Almost two decades ago the population of Hispanic/Latino elders over the age of 100—or the centenarians—comprised less than 1% of the total centenarians of all races and ethnic groups. The percent of Hispanic/Latino centenarians is expected to significantly increase by the year 2050 to over 19%. Table 2 illustrates the growth of this population compared to other ethnic/racial groups. This aging cohort may have significant disabilities requiring more care, and family caregivers may require more support and resources (Angel & Whitfield, 2007).
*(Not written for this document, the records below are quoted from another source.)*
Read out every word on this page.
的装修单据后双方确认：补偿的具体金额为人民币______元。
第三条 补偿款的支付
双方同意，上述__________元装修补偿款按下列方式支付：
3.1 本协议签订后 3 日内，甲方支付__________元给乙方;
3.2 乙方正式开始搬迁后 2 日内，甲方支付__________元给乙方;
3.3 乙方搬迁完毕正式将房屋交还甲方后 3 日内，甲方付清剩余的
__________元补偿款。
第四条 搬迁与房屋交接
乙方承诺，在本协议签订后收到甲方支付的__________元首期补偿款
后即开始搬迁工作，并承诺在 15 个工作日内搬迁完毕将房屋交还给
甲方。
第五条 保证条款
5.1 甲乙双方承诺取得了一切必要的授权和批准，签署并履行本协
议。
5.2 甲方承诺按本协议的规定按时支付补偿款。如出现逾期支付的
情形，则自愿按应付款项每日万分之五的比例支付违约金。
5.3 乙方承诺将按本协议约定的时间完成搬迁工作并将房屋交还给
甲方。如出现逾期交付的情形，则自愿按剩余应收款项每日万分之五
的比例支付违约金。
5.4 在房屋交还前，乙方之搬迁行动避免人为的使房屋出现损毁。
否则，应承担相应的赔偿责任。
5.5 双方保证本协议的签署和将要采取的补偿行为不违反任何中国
Age Compared to other Ethnic Groups

The overall Hispanic/Latino population is relatively young compared to other ethnic groups with the exception of the Cuban population. The median age of the various Hispanic/Latino groups reflect the differences in fertility rates and immigration patterns. The median age of Mexican Americans is 23.6 followed by Puerto Ricans with a median age of 26.8 and Central/South Americans with 28.4. Cubans have the highest median age, 41.1. A significant demographic trend is that the proportion of the Mexican American population under the age of 18 is significantly larger than all other Hispanic/Latino ethnic groups, and also larger than non-Hispanic whites (Angel & Whitfield, 2007; Ramirez, 2004; Villa, Cuellar, Gamel, Yeo, 1993).  This demographic trend has future implications for caregiving dependency ratios.